Colloquium on April 25th, 2005

Ignacio Cirac
Max Planck Institute of Quantum Optics

Simulation of quantum many-body systems

Many-body quantum systems are very hard to simulate numerically since the dimension of the corresponding Hilbert space scales exponentially with the number of systems. Based on different ideas borrowed from the field of Quantum Information Theory, we have developed efficient simulation techniques [1,2,3] which allow us to treat certain quantum many-body problems numerically. The basic idea is to use a new representation of quantum states in terms of what we call "projected entangled pair states" [3], which provide a very economic representation of several kind of states found in familiar systems. In this talk I will review the properties of such states, and explain the basic ideas behind the numerical algorithms.
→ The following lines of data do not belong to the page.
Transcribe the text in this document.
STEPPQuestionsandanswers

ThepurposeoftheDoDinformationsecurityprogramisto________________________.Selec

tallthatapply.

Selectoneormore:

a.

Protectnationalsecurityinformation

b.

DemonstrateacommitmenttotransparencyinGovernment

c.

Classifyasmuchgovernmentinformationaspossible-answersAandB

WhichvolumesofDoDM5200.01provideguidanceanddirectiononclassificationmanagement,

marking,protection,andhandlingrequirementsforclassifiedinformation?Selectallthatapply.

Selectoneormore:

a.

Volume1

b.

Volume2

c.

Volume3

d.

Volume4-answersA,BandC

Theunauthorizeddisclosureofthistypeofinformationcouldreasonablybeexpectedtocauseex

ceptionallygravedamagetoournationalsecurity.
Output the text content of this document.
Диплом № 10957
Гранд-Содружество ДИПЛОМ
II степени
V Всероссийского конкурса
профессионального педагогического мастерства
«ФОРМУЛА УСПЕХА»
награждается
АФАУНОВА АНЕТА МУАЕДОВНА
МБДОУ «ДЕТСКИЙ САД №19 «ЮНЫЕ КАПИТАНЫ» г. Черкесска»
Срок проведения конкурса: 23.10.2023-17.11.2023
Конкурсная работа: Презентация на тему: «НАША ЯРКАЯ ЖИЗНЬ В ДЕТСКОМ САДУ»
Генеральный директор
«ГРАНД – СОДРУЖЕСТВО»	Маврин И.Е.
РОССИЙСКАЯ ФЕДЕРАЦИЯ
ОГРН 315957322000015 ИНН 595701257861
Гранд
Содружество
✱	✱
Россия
[1] DMRG and periodic boundary conditions: a quantum information perspective,
F. Verstraete, D. Porras, and J. I. Cirac, Phys. Rev. Lett. 93, 227205 (2004)

[2] Matrix Product Density Operators: Simulation of finite-T and dissipative systems,
F. Verstraete, J. J. Garcia-Ripoll, and J. I. Cirac, Phys. Rev. Lett. 93, 207204 (2004)

[3] Renormalization algorithms for Quantum-Many Body Systems in two and higher dimensions,
F. Verstraete and J. I. Cirac, cond-mat/0407066